Blog 4_Context and Building 2 - Ideology of City Planning (Chong Li Min)



The Death and Life of Great American City is a book written by Jane Jacobs to criticize 1950’s city planning strategies, which are responsible for the decline of city neighbourhood in United States. She argued that modern urban planning overlooked and oversimplified the complexity of human lives in diverse communities. She also opposed the large-scale urban renewal programs that affected entire neighbourhoods and built freeways through inner cities.

In this book, she explained about the origin of current orthodox urbanism and suggested a new concept on city planning. Jacobs highlighted the anti-urban biases of the Garden City advocates, which proposed that communities should be self-contained units removed from noisy and congested city as they thought that commingled land usage create a chaotic and negative environment.

In their opinion, the street was a bad locus for human interactions so the houses should be turned away from the street, while the super-blocks fed by arterial roads were superior to small blocks with overlapping cross-roads. Any significant details should be dictated by permanent plan rather than shaped by organic dynamism and the population density should be discouraged or disguised to create a sense of isolation.

Apart of this, Jacobs also surveyed about Radiant City project proposed by famous architect, Le Corbusier. It is a vertical city concept with regimented neighbourhood planning, easy automobile access, and the insertion of large grassy expanses to keep pedestrians off the streets into the city itself, with the explicit goal of reinventing stagnant downtowns. Jacobs found that both of the urbanism city planning ignore the importance of public circulation in society.

In contrast, she frames the sidewalk as a central mechanism in maintaining the order of the city. She mentioned that city are fundamentally different from town and suburb principally because they are full of strangers. The challenge of the city is to make its inhabitants feel secure and socially integrated in large volume of rotating strangers. The healthy sidewalk is a critical mechanism for achieving this goal to prevent crime, facilitate contact with others and preserve civilization.

Hence, Jacobs proposed a city with dense mixed-use development and walkable streets, with the "eyes on the street" of passers-by helping to maintain public order. The healthy city sidewalk does not rely on constant police surveillance to keep it safe, but self-enforcing mechanism by neighbourhood. Sidewalk life permits a range of casual public interactions, without fear of "entangling relationships" or oversharing one’s privacy. (Batabyal, 2016)

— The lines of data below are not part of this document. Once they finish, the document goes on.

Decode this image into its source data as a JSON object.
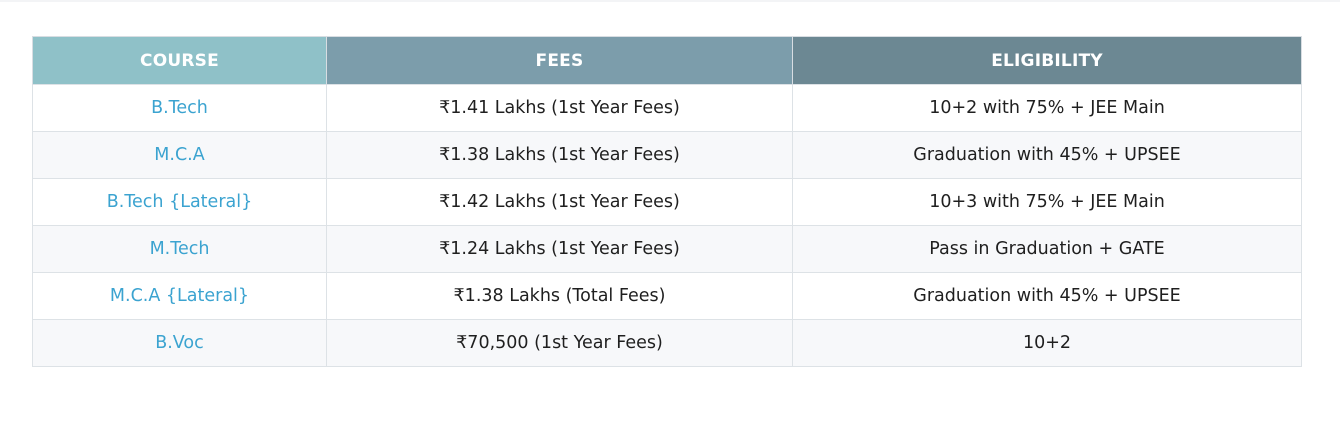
{
  "colors": {
    "header_course_bg": "#8fc1c8",
    "header_fees_bg": "#7c9dab",
    "header_eligibility_bg": "#6c8893",
    "course_text": "#3ba3d0",
    "body_text": "#1f1f1f"
  },
  "table": {
    "headers": {
      "course": "COURSE",
      "fees": "FEES",
      "eligibility": "ELIGIBILITY"
    },
    "rows": [
      {
        "course": "B.Tech",
        "fees": "₹1.41 Lakhs (1st Year Fees)",
        "eligibility": "10+2 with 75% + JEE Main"
      },
      {
        "course": "M.C.A",
        "fees": "₹1.38 Lakhs (1st Year Fees)",
        "eligibility": "Graduation with 45% + UPSEE"
      },
      {
        "course": "B.Tech {Lateral}",
        "fees": "₹1.42 Lakhs (1st Year Fees)",
        "eligibility": "10+3 with 75% + JEE Main"
      },
      {
        "course": "M.Tech",
        "fees": "₹1.24 Lakhs (1st Year Fees)",
        "eligibility": "Pass in Graduation + GATE"
      },
      {
        "course": "M.C.A {Lateral}",
        "fees": "₹1.38 Lakhs (Total Fees)",
        "eligibility": "Graduation with 45% + UPSEE"
      },
      {
        "course": "B.Voc",
        "fees": "₹70,500 (1st Year Fees)",
        "eligibility": "10+2"
      }
    ]
  }
}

Moreover, Jacobs thought that sidewalks are great places for children to play under the general supervision of parents and other natural proprietors of the street. It also helps the children to learn the fundamental city life by taking public responsibility. Over countless minor interactions, children absorb the fact that the sidewalk's natural proprietors are invested in their safety and well-being, even lacking ties of kinship, close friendship, or formal responsibility.

Jacobs criticized orthodox urbanism for viewing the city neighbourhood as a modular, as she argued that a great city is the mobility of residents and fluidity of use across diverse areas of varying size and character, not modular fragmentation. She also recommends effective city planning by using parks, squares, and public buildings as part of the street fabric, intensifying the fabric's complexity and multiple uses rather than segregating different uses. (“The Death and Life of Great American Cities - Wikipedia,” n.d.)

I like the concept of city planning proposed by Jacobs, as she reminds me about the issue faced by current society, which is the lack of friendly neighbourhood and ownership in community especially in city. In older days, people built a close relationship with neighbour through interactions as they will meet the others frequently when they walking around the area.

Harmony neighbourhood still can be observed in Kampung Tanjung Sabtu, where the villagers remain the traditional lifestyle. There is no advanced or modern town planning strategy in this village, the buildings and roads are built randomly. All of the buildings like houses, mosques and restaurants are built according to their needs and connected the road. Most of the people go around with feet or bicycle instead of cars.

The community know everyone who lives in the village and well aware of the things that happen in their surroundings. They will notice unusual things or strangers in their area very quickly. Although there is no security guard, fence or cctv in the village, people still feel safe as they trust each other. The children can just play and mingle around freely. People enjoy their life in this environment and refuse to change their village into ‘developed town’.





Batabyal, A. A. (2016). Review of “Eyes on the Street: The Life of Jane Jacobs by Robert Kanigel.” New York: Alfred A. Knopf.